If you get connection failures make sure you have got the correct details for the broker and port, that the broker is running and that there's no firewall blocking connections. If there are no errors but nothing appears in the broker, this means that the client connected but the broker dropped the message. You will need to check the broker logs to see why this happened.
Now test that real data can be sent by running logPiStats.sh and logMeteorStats.sh. A new topic meteorcams should appear with a child entry named after your camera. Expand this child and you should find entries for cputemp, diskspace, detectioncount and meteorcount.
Assuming your Pi is set to reboot daily, add two cronjobs as shown here:
*/5 * * * * /home/pi/source/rms_mqtt/logPiStats.sh > /dev/null 2>&1 @reboot sleep 300 && /home/pi/source/rms_mqtt/logMeteorStats.sh > /dev/null 2>&1
This will send diskspace and temperature messages every five minutes, and will report a count of meteors and detections five minutes after each reboot. The five minute delay is necessary to allow RMS to complete any update that it is performing.
If your Pi is not rebooting daily, you'll need to decide when is best to run the second job - around 10am is probably safe. Or, you could perhaps monitor the RMS log for some keyword though this is left as an exercise for the Reader.
If refreshing the client from github, do the following:
git stash git pull git stash apply
This will preserve your changes to the config file.
Installing a Home Automation product is beyond the scope of this wiki but you'll find detailed instructions on the maker's websites.
I provide here instructions for two popular HA products, OpenHab and Home Automation.

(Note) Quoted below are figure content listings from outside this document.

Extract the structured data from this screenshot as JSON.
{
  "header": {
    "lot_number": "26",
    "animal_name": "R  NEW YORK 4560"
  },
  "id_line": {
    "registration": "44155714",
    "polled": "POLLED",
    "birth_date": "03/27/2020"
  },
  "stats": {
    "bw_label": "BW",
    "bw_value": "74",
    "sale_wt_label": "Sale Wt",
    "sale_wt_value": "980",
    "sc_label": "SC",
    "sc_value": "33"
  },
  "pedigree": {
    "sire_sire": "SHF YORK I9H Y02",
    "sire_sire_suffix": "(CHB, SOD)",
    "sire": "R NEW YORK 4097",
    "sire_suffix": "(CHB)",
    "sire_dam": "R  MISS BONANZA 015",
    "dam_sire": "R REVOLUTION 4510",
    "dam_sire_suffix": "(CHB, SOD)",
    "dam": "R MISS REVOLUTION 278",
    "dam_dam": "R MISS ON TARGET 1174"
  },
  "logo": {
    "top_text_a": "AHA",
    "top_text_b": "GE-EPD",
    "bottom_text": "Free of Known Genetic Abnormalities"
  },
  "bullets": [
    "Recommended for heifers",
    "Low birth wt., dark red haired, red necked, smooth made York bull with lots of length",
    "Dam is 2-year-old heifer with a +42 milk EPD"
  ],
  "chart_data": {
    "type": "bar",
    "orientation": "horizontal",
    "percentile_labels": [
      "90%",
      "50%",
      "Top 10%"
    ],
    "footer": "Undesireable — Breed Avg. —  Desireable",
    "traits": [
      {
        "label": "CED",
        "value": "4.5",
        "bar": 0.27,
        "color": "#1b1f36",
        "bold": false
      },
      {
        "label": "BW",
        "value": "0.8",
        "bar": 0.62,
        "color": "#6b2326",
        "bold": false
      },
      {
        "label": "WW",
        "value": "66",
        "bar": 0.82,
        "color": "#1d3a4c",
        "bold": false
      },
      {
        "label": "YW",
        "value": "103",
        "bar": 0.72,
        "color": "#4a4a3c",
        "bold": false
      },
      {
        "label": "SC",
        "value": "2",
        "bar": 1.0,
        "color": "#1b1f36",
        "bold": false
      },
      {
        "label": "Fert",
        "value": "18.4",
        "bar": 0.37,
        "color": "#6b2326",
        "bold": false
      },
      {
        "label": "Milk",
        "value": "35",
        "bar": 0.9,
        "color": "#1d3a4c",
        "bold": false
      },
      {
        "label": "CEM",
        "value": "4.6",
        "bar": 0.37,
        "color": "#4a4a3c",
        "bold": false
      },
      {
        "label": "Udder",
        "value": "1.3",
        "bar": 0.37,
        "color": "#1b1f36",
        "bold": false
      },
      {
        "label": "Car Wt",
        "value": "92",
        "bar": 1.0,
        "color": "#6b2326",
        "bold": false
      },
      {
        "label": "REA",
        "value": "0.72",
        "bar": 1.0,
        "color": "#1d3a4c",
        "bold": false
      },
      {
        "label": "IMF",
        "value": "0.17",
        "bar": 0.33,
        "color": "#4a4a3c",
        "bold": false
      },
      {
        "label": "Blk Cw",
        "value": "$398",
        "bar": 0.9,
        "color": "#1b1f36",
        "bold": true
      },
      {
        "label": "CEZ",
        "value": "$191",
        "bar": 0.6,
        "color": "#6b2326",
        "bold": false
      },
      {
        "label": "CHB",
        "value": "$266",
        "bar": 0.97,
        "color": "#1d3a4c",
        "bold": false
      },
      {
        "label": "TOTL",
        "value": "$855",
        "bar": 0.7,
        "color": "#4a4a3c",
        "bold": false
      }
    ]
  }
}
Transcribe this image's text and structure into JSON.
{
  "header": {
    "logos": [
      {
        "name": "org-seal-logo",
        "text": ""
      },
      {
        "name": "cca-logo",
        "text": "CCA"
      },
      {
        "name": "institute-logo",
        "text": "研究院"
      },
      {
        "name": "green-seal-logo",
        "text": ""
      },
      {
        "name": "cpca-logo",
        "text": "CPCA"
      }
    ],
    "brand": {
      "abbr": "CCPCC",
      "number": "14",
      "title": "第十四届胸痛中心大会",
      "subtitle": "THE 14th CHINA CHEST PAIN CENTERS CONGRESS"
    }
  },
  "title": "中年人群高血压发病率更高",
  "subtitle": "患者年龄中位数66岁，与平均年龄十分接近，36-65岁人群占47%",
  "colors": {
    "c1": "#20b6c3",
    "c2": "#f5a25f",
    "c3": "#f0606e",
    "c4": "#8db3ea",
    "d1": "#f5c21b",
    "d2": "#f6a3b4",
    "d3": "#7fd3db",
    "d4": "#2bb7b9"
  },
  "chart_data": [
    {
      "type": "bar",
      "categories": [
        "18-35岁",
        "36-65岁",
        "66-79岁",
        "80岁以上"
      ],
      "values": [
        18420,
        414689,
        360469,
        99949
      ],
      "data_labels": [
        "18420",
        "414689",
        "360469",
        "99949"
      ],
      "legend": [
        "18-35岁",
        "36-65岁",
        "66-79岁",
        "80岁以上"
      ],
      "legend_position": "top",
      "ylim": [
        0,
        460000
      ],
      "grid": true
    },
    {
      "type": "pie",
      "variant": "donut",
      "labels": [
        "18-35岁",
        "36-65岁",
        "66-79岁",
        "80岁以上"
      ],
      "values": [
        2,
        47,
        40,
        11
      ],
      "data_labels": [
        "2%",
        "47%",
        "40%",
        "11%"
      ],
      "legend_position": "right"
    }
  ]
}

Login to your OpenHAB GUI as Admin.
- Select Things from the Settings menu.
- Click to create a new Thing.
- If the MQTT Binding isn't available, add it.
- Select MQTT Binding then MQTT Broker.
- Give it a name (label) and fill in the hostname.
- Click Create Thing.
- click Back to return to the Things menu.
- Click on the MQTT Broker Thing to open it.
- Select the Channels tab.
- Click Add Channel.
- Enter a value for the identifier and label (eg uk12345_meteors)
- Select Number value, then scroll down to MQTT State Topic.
- Enter the full topic into this field eg meteorcams/uk123456/meteorcount. You can get the correct value from MQTT Explorer.
- Click Create.
- Repeat for each of the published topics and for each of your cameras.
- Open the MQTT Broker Thing, then select the Channel tab.
- Click to expand a Channel, then select Add Link to Item...
- Select Create a New Item
- Fill in the details. Semantic class should be point, semantic property none.
- Click Link.
- Repeat for each channel.
You can now use this Item in a Widget. For example to display the value you could create a Label Card using this Item. If you set the Action on the card to Analyse, then clicking the card will display a graph of the data. You can also configure the Card's trend line to display a background mini-graph.
Thanks to Stewart Doyle ([email protected]) for this information. I only have instructions for adding by editing the config file - it may also be possible to add via the HA GUI - thats left as an exercise for the reader.
HA seems to come with a broker preinstalled, but configured for a username/password. See note earlier about support for this.
Edit HA's configuration file, configuration.yaml, and add the following, replacgin 006V with your camera ID.
mqtt: sensor: - name: meteorcams_0006V_pi4_cputemp_c unique_id: uniqueid__pi4_cputemp_c icon: mdi:thermometer state_topic: "meteorcams/raspberrypi/cputemp" value_template: "{{ value | round(1) }}" unit_of_measurement: "°C" device_class: temperature - name: meteorcams_0006V_pi4_diskspace unique_id: uniqueid__pi4_diskspace icon: mdi:content-save state_topic: "meteorcams/raspberrypi/diskspace" unit_of_measurement: "%" - name: meteorcams_0006V_detectioncount unique_id: uniqueid__0006V_detectioncount icon: mdi:smoke-detector-variant state_topic: "meteorcams/uk006v/detectioncount" - name: meteorcams_0006V_meteorcount unique_id: uniqueid__0006V_meteorcount icon: mdi:meteor state_topic: "meteorcams/uk006v/meteorcount"
This should make the sensors available in Home Automation once data has been sent at least twice. You can then replicate this for additional sensors for other cameras.